The witness appliance should now be added to vCenter as an ESXi host. Upon closer examination, you will see that it has its own virtual standard switches (called vSwitch0 and witnessSwitch respectively) and more importantly, witnessSwitch has a predefined portgroup called witness pg.
Each vSwitch has an uplink. The VMware guidance would be to use vSwitch0 for the management network and witnessSwitch for the VSAN network. The purpose of preconfiguring the network with a port group is so that the virtual machine network adapters MAC addresses matches the vmnic MAC address of the nested ESXi host. When these two MAC addresses match (on the inside and the outside so to speak), the vSwitch will pass the network traffic to the nested ESXi. When they do not match, this traffic will be dropped as the vSwitch does not know who the packets are intended for. Another way of resolving this is to use promiscuous mode, but when the inside and outside MAC addresses match, there is no need for a promiscuous mode setting on the virtual switch. This is not a concern for the first adapter on the appliance (the MACs always match), but it is necessary for all subsequent adapters. Do not delete this preconfigured witness portgroup, or the MAC addresses may not match when a new portgroup is created. If you delete it, you will need to enable promiscuous mode to allow communication. The recommendation would be to redeploy the appliance to avoid this.
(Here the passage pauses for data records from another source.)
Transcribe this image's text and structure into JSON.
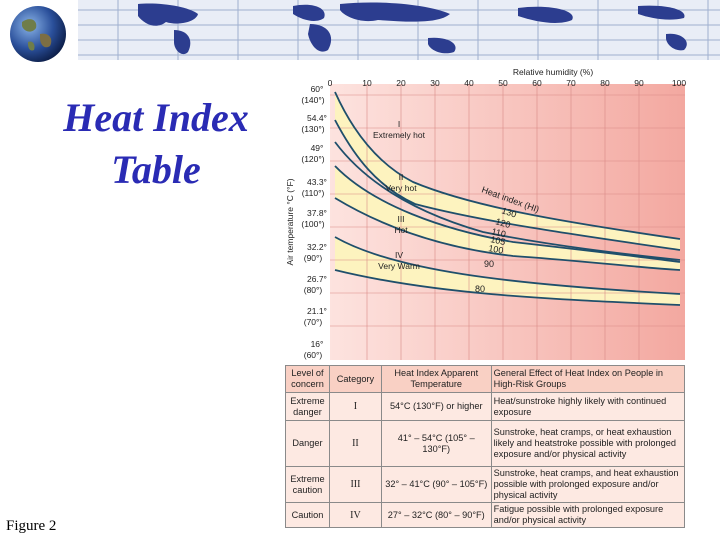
{
  "slide": {
    "title_line1": "Heat Index",
    "title_line2": "Table",
    "figure_label": "Figure 2"
  },
  "colors": {
    "title": "#2a2bb4",
    "band_yellow": "#fdf3bf",
    "band_pink": "#f6b3aa",
    "curve": "#1f4f6b"
  },
  "chart": {
    "top_label": "Relative humidity (%)",
    "y_axis_label": "Air temperature °C (°F)",
    "humidity_ticks": [
      "0",
      "10",
      "20",
      "30",
      "40",
      "50",
      "60",
      "70",
      "80",
      "90",
      "100"
    ],
    "temp_labels": [
      {
        "c": "60°",
        "f": "(140°)"
      },
      {
        "c": "54.4°",
        "f": "(130°)"
      },
      {
        "c": "49°",
        "f": "(120°)"
      },
      {
        "c": "43.3°",
        "f": "(110°)"
      },
      {
        "c": "37.8°",
        "f": "(100°)"
      },
      {
        "c": "32.2°",
        "f": "(90°)"
      },
      {
        "c": "26.7°",
        "f": "(80°)"
      },
      {
        "c": "21.1°",
        "f": "(70°)"
      },
      {
        "c": "16°",
        "f": "(60°)"
      }
    ],
    "zones": [
      {
        "roman": "I",
        "name": "Extremely hot"
      },
      {
        "roman": "II",
        "name": "Very hot"
      },
      {
        "roman": "III",
        "name": "Hot"
      },
      {
        "roman": "IV",
        "name": "Very Warm"
      }
    ],
    "curve_title": "Heat index (HI)",
    "curve_values": [
      "130",
      "120",
      "110",
      "105",
      "100",
      "90",
      "80"
    ]
  },
  "table": {
    "headers": [
      "Level of concern",
      "Category",
      "Heat Index Apparent Temperature",
      "General Effect of Heat Index on People in High-Risk Groups"
    ],
    "rows": [
      {
        "level": "Extreme danger",
        "category": "I",
        "temp": "54°C (130°F) or higher",
        "effect": "Heat/sunstroke highly likely with continued exposure"
      },
      {
        "level": "Danger",
        "category": "II",
        "temp": "41° – 54°C (105° – 130°F)",
        "effect": "Sunstroke, heat cramps, or heat exhaustion likely and heatstroke possible with prolonged exposure and/or physical activity"
      },
      {
        "level": "Extreme caution",
        "category": "III",
        "temp": "32° – 41°C (90° – 105°F)",
        "effect": "Sunstroke, heat cramps, and heat exhaustion possible with prolonged exposure and/or physical activity"
      },
      {
        "level": "Caution",
        "category": "IV",
        "temp": "27° – 32°C (80° – 90°F)",
        "effect": "Fatigue possible with prolonged exposure and/or physical activity"
      }
    ]
  }
}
One final note on networking; whilst VSAN traffic between the nodes in the data sites in this version of VSAN continues to have a multicast requirement, the witness traffic between the data nodes and the witness appliance is in fact unicast.
Identifying a Witness Appliance
One of the nice features of the witness appliance is that it is very easy to identify in the vCenter inventory. Witness appliance are shared in blue, to distinguish them from other ESXi hosts in the cluster.
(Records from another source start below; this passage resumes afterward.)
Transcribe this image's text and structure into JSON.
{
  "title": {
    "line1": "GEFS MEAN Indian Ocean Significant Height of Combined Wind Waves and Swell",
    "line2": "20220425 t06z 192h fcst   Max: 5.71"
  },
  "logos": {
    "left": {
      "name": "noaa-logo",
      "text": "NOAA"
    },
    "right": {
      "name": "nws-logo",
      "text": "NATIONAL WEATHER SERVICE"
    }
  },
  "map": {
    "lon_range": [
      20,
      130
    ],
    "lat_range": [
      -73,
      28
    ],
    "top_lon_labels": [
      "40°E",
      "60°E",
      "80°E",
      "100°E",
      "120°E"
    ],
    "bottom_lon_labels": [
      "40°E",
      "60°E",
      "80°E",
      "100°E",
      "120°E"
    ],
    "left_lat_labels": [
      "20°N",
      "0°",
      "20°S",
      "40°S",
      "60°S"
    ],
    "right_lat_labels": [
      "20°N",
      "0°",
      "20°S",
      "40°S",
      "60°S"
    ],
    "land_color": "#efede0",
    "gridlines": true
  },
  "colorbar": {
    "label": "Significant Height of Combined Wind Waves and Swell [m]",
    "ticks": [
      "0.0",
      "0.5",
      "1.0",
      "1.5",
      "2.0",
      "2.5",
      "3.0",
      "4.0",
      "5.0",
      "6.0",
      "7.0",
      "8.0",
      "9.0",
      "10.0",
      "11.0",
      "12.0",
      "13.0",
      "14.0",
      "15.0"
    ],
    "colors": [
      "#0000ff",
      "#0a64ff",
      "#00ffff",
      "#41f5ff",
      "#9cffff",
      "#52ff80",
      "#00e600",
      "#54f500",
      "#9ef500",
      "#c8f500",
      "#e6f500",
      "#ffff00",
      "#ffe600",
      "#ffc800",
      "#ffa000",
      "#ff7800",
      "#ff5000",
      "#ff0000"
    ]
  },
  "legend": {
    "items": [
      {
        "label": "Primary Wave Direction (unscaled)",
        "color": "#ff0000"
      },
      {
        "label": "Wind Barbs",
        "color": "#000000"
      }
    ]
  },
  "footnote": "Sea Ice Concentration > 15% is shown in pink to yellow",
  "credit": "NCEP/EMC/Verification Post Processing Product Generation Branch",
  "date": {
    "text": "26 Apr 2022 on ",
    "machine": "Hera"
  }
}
No datastores have been configured warning
In the above screenshot, the witness does not contain any warnings. However out of the box, the witness will have a warning that states “No datastores have been configured”. Unfortunately, there is no supported way of disabling this warning at the present time. Again, this is something we will resolve going forward.
Replacing the witness host
If there is an issue with the witness host, then the witness components will go in an “absent” state. This will not impact the virtual machine as they continue to have a full copy of the data available from the data sites as well as greater than 50% of the components available. This means the virtual machine will stay accessible. If the witness host is unrecoverable, and a new witness host is deployed, the stretched cluster configuration can be recreated. Note however that the clomd timeout value still holds in this situation, so the components will be left absent for 60 minuted by default. After that timer has expired, the witness components will be rebuilt on the witness host and the “absent” witness components will return to an active state.
At GA, we will be releasing a VSAN Stretched Cluster Guide, which will describe the network topologies and configuration in more detail. It contains deployment instructions for the VSAN witness appliance, including all the configuration steps. If considering a VSAN stretched cluster deployment (or indeed a ROBO deployment), you should most definitely review this document before starting the deployment.